NO one knows what causes morbid obesity. There are a bunch of professionals who claim to know. I hope the world stops shaming people for a disease with so many unknown causes, for not having enough willpower to cure their broken physiology.
 
I shouldn't extend this either, but just have to comment on the statement that the DS has been "removed from the list of surgeries for scientific reasons based on fact".
If by list you mean those bariatric surgeries that are standard of care in the USA (and elsewhere), the DS is very much still a standard of care bariatric surgery and has NOT been removed from the list. In fact, the ASMBS has a position paper discussing revision bariatric surgery that, if anything, promotes the DS for revision from other, failed operations. This is not to say that it isn't appropriate for a primary bariatric surgery as well, it still is, just that the concept that a substantial (exact percentage unknown) number of people will need revisions, and that the whole concept of "one surgery for lifetime" is just as inappropriate for bariatric surgery as it would be for, say, breast cancer, or any other medical condition.

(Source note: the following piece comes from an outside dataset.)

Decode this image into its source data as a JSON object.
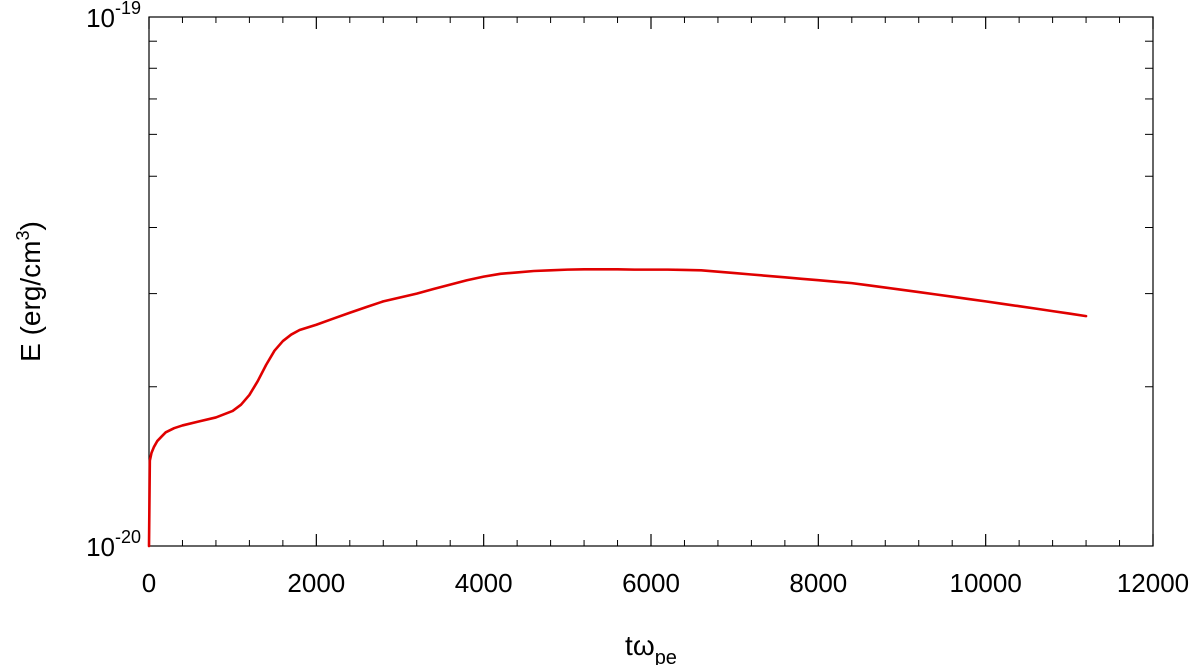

If VSG is working for you, that's great! I hate to see people needing revisions, and as someone who helps with insurance denials and appeals, I can tell you with absolute certainty that it's much harder to get coverage for a revision of any kind from any operation than to get any primary bariatric surgery. And that's not to mention the continued physical and emotional misery of a failed bariatric surgery. So I would say to anyone who has any surgery, make the most of it. But statistically, the results of the DS, long term, are well documented, and are the best for percentage excess weight loss, for maintenance of that weight loss, and for resolution of almost all comorbidities.